The Haitian gold operations were basically alluvial, mining river beds and streams, and the miners were indentured native Indians who the Spanish treated harshly with the consequence that many of them died, and were then replaced by slaves from west Africa. The Spanish in due course opened gold mines on Cuba. The gold mined was shipped back to Seville in Spain, which was the designated port where the gold had to be landed, and here it was delivered to the Casa de Contratacion which was the depot built to receive American gold.

Whilst the quantity of gold found on the Caribbean islands occupied by the Spanish was relatively modest, rumours abounded of great riches in a land called Mexico to the west. It was Hernan Cortez, an adventurer who had fallen out with the Cuban governor, who decided to flee Cuba before more trouble ensued and set sail for Mexico with a force of 600 men. There he encountered the Aztec civilisation, and gold.

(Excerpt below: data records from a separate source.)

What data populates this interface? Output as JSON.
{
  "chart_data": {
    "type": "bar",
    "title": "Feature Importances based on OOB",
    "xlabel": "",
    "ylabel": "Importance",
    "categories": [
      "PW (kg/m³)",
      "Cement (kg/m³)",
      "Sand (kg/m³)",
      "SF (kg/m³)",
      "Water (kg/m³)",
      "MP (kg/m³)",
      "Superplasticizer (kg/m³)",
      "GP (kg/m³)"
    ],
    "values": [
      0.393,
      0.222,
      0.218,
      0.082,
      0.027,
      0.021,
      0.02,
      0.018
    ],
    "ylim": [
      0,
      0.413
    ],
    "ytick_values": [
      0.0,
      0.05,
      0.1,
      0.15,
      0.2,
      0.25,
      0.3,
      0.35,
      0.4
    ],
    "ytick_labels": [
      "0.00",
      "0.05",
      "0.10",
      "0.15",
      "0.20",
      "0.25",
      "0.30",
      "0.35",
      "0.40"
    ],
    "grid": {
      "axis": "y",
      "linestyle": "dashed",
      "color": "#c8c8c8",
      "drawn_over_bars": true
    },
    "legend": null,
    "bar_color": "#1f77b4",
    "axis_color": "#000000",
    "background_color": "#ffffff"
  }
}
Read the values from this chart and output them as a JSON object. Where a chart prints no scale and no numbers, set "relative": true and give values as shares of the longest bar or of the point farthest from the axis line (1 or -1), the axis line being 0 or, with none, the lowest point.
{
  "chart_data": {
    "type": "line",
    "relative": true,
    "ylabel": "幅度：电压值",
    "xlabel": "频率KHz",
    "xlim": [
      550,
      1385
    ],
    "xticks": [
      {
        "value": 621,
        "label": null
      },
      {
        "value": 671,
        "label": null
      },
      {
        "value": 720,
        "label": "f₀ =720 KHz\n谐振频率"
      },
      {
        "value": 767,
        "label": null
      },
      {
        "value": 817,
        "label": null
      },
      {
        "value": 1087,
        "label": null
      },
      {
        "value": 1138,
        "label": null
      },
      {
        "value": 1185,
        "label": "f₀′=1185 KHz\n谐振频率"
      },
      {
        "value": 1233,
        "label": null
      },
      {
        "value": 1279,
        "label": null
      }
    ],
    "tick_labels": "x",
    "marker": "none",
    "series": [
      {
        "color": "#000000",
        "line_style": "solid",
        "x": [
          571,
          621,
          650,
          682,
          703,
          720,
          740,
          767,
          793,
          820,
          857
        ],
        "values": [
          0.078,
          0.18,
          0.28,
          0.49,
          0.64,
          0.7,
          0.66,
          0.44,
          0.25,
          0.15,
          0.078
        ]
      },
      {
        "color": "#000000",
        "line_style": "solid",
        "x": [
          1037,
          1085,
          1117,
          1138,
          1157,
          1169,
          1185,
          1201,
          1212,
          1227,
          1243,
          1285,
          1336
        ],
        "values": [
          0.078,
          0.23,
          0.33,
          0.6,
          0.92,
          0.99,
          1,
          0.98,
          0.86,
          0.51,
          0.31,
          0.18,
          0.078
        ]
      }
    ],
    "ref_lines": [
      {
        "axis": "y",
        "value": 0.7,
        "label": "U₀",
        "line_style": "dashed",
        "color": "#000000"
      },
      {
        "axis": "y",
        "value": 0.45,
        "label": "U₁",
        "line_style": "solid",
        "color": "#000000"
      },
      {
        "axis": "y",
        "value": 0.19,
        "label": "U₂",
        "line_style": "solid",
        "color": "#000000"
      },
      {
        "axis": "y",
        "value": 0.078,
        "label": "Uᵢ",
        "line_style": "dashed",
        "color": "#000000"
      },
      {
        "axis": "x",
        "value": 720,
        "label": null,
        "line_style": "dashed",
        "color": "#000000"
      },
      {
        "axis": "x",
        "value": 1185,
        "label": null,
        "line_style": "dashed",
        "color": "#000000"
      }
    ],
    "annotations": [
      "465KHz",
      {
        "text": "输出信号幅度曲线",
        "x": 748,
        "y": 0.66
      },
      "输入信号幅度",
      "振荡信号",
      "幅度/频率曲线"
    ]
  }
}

Cortez found the rumours about gold in Mexico were correct and the natives were prepared to trade gold for beads and other trinkets, but the amount of gold that the natives had was not enough for Cortez. Fortunately for the Spanish, the natives knew where there was abundant gold – it was in the hands of the Aztecs, who were the most powerful civilisation in Central America at the time and who had a history of great cruelty in pursuing their geo-political aims. Unfortunately for the Aztecs the Conquistadors were even crueller and more ruthless than they were.

Initially the Spanish got on well with the Aztecs – the Aztecs showed great respect to their guests, being particularly impressed by their exotic white skin and formidable weapons and armour. The Aztecs were also happy to feed their gold lust, as they saw no value in the metal itself except as a raw material with which to make artefacts, and many of these artefacts were willingly given as presents to the Spanish. In the end gold lust drove Cortez to sack the Aztec capital of Tenochtitlan and, through a combination of the sword and European diseases introduced by the Spanish, he destroyed the Aztec civilisation.